A strategy s for a player p dominates strategy s’ if the outcome for s is better for p than the outcome for s’, for every choice of strategies by the other player(s).

So, mathematically we can say that a dominant strategy equilibrium can be written:

\[\exists s_j \in [s_1, s_2, ..., s_n] / \forall p \in Player, \forall s_i' \in [s_1', s_2', ... s_n'], \forall str \in \text{[other strategies of the opponents]}, outcome(s_j,str) > outcome(s_j', str)\tag{1}\]

where $str$ is a strategy among all the possible combination of strategies of all the opponents. While, in a Nash equilibrium, we only require that the strategy $s_i$ is optimal for the current combination of the opponents’ strategies:

\[\exists s_j \in [s_1, s_2, ..., s_n] / \forall p \in Player, \forall s_i' \in [s_1', s_2', ... s_n'], outcome(s_j,s_{-j}) > outcome(s_j', s_{-j})\tag{2}\]

So (1) => (2).

Yet, (2) does not neccessarily imply (1) as it is depicted by the BluRay/DVD example of the book.

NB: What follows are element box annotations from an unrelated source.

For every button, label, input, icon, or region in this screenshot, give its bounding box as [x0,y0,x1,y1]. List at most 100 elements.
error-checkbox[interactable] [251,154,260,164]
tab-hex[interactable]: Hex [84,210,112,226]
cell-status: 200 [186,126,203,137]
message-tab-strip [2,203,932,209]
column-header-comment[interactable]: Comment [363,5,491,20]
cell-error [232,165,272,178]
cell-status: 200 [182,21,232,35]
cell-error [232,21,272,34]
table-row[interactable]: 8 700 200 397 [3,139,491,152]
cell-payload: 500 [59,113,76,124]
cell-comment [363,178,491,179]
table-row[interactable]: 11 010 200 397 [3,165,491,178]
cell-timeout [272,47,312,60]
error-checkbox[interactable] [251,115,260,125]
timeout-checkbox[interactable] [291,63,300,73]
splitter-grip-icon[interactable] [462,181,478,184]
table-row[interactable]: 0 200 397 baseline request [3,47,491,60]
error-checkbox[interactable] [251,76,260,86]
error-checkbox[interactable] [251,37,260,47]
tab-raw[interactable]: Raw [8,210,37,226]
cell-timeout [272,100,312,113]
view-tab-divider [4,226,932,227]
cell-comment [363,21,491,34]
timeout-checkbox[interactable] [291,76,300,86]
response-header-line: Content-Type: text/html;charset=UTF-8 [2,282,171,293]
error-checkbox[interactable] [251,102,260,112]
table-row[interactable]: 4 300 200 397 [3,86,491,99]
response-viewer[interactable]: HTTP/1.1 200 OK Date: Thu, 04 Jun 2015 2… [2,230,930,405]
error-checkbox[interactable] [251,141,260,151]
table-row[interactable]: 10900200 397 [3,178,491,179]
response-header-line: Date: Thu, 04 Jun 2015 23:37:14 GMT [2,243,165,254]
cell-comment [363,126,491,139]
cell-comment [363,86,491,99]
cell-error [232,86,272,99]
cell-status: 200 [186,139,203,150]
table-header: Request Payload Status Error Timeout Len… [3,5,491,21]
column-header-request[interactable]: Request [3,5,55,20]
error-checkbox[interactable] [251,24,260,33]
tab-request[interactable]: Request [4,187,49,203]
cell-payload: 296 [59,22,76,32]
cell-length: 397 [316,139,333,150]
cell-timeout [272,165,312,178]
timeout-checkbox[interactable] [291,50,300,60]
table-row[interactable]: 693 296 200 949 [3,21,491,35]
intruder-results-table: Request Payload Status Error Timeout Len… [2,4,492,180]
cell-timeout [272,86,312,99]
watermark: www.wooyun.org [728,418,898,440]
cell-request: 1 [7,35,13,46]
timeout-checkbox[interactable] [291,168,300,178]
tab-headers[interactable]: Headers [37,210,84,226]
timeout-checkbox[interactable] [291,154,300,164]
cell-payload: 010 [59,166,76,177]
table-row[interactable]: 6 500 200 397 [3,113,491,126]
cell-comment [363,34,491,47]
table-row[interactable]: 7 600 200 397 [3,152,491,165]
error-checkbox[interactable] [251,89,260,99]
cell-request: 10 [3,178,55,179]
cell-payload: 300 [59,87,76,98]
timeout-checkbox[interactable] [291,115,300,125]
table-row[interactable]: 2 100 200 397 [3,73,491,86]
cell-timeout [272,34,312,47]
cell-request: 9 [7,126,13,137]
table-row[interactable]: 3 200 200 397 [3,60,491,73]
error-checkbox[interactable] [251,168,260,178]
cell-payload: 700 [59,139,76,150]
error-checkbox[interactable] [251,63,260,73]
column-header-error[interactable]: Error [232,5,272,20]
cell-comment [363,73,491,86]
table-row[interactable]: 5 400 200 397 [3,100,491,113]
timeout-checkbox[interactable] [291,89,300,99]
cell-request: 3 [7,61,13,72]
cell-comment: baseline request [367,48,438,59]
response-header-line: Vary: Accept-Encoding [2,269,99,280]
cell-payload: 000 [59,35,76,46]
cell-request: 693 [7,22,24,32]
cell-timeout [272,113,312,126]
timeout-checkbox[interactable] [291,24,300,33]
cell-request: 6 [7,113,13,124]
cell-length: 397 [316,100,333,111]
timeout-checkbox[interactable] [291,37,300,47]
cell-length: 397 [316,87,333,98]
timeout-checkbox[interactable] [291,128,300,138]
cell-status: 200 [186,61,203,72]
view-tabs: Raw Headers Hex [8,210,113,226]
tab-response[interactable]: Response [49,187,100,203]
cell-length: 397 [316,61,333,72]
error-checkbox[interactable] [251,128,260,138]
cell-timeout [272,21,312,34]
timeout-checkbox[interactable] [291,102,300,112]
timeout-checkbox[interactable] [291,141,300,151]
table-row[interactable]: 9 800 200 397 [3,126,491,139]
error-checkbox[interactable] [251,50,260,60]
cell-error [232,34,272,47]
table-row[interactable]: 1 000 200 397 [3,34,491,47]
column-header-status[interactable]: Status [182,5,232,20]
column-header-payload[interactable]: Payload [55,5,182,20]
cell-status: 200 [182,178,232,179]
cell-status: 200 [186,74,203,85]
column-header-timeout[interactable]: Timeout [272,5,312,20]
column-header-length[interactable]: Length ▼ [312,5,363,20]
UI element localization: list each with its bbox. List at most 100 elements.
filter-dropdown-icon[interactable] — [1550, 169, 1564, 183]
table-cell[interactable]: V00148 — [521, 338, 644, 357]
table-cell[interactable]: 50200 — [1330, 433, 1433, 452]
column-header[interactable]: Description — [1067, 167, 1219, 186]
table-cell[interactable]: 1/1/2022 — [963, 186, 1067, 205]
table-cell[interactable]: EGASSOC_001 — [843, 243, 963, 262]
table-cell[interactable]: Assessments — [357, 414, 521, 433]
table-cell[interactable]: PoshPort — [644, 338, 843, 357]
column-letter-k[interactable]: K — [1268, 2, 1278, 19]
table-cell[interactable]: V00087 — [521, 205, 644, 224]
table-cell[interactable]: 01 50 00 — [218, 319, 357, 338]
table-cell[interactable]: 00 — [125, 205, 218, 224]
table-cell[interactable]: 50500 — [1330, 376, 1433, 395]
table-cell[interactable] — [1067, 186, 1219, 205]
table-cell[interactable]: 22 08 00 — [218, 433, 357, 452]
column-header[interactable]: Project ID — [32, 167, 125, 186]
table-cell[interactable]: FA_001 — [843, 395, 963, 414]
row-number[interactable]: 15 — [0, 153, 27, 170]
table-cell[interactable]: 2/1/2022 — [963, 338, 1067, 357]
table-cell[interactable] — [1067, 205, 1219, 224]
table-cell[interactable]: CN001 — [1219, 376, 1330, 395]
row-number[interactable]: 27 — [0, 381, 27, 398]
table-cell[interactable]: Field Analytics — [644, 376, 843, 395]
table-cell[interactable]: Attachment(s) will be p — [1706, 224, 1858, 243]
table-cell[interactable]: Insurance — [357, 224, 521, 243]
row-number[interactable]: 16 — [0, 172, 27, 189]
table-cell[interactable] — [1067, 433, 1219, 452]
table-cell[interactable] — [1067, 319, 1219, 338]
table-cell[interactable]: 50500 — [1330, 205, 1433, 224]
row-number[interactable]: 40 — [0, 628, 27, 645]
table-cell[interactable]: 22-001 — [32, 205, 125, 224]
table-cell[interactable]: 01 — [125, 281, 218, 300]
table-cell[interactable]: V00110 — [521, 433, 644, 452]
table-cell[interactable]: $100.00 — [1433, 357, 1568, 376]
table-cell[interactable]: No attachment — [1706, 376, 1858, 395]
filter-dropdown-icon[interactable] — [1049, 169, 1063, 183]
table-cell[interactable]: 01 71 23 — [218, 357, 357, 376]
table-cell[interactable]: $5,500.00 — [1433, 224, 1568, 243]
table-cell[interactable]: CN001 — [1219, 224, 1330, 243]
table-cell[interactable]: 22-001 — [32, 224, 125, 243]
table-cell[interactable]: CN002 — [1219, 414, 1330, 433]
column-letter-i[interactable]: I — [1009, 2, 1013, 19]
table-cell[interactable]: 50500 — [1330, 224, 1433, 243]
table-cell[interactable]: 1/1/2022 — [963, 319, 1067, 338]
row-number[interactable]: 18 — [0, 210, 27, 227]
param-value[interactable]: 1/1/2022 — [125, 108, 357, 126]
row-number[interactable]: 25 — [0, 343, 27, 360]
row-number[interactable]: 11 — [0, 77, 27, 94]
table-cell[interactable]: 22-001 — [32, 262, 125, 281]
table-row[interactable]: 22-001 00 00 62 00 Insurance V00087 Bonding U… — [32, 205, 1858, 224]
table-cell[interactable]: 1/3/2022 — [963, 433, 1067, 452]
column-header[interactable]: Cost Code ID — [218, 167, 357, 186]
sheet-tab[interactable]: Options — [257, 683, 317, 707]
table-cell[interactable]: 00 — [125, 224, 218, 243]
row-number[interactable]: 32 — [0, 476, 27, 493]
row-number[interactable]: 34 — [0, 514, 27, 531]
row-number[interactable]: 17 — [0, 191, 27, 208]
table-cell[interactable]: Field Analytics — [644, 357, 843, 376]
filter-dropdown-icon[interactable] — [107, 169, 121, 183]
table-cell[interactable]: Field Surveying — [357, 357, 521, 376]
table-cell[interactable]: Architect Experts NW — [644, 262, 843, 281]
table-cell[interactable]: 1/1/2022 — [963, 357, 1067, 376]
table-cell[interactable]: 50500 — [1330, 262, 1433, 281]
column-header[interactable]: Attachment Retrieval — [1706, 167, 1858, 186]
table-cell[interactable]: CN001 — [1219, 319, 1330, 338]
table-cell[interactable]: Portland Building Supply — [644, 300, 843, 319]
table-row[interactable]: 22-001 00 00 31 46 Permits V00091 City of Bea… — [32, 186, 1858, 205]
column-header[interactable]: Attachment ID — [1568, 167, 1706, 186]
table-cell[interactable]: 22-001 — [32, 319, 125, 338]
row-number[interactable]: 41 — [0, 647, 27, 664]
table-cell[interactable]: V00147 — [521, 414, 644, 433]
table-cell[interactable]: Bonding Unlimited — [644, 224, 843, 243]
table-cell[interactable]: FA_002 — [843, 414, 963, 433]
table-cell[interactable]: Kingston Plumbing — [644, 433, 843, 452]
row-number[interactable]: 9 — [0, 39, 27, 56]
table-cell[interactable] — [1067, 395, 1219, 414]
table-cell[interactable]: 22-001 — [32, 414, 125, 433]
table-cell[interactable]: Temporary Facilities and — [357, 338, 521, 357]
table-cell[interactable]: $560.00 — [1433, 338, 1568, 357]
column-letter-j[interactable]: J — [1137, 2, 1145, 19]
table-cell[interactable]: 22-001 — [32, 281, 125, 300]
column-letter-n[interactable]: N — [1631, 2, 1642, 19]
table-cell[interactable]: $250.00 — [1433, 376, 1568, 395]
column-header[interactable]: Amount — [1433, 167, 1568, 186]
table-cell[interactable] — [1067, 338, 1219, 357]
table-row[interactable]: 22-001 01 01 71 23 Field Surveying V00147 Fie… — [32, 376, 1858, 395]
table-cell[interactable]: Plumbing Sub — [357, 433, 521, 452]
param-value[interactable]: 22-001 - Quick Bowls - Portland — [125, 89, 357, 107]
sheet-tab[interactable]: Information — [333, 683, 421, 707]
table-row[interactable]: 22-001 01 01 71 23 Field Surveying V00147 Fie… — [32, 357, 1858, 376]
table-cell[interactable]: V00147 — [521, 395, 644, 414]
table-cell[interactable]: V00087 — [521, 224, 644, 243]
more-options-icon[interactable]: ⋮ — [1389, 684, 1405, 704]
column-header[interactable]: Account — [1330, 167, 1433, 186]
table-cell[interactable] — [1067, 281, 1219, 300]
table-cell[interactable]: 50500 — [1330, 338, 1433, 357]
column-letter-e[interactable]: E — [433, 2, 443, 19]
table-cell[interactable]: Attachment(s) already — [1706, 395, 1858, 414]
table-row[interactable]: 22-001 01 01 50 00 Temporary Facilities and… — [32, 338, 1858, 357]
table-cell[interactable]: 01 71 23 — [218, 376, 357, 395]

17.17 In the children’s game of rock–paper–scissors each player reveals at the same time a choice of rock, paper, or scissors. Paper wraps rock, rock blunts scissors, and scissors cut paper. In the extended version rock–paper–scissors–fire–water, fire beats rock, paper, and scissors; rock, paper, and scissors beat water; and water beats fire. Write out the payoff matrix and find a mixed-strategy solution to this game.

Answer We will create a table for this game with reward +1 for the winner and -1 for the loser (reward 0 for a draw). The table is straightforward and it is antisymmetric:

Figure 17.17.1: table for rock-paper-scissors-fire-water.

To find the mixed-strategy solution to this game we will need to find the probability of playing Rock (r), Paper (p), Scissors (s), Fire (f), Water (w), such that $r + p + s + f + w = 1$. To do so we will firstly focus on what we need to compute if Player A plays Rock. To answer this question we can draw a graph like this:

Figure 17.17.2: B's actions with their outcome if A plays Rock.

According to Figure 17.17.2, if A chooses Rock then the payoff is : $+1 \times p + (-1) \times s + 1 \times f + (-1) \times w + 0 \times r$ We do that for all choices of A and we end with a system of equation:

\[\text{A chooses R:} +p -s +f -w \\ \text{A chooses P:} -r +s +f -w \\ \text{A chooses S:} +r -p +f -w \\ \text{A chooses F:} -r -p -s +w \\ \text{A chooses W:} +r +p +s -f \\\]

We then need to solve for the intersection of the hyperplanes. We find that $r=p=s=\frac{1}{9}$ and $f=w=\frac{1}{3}$.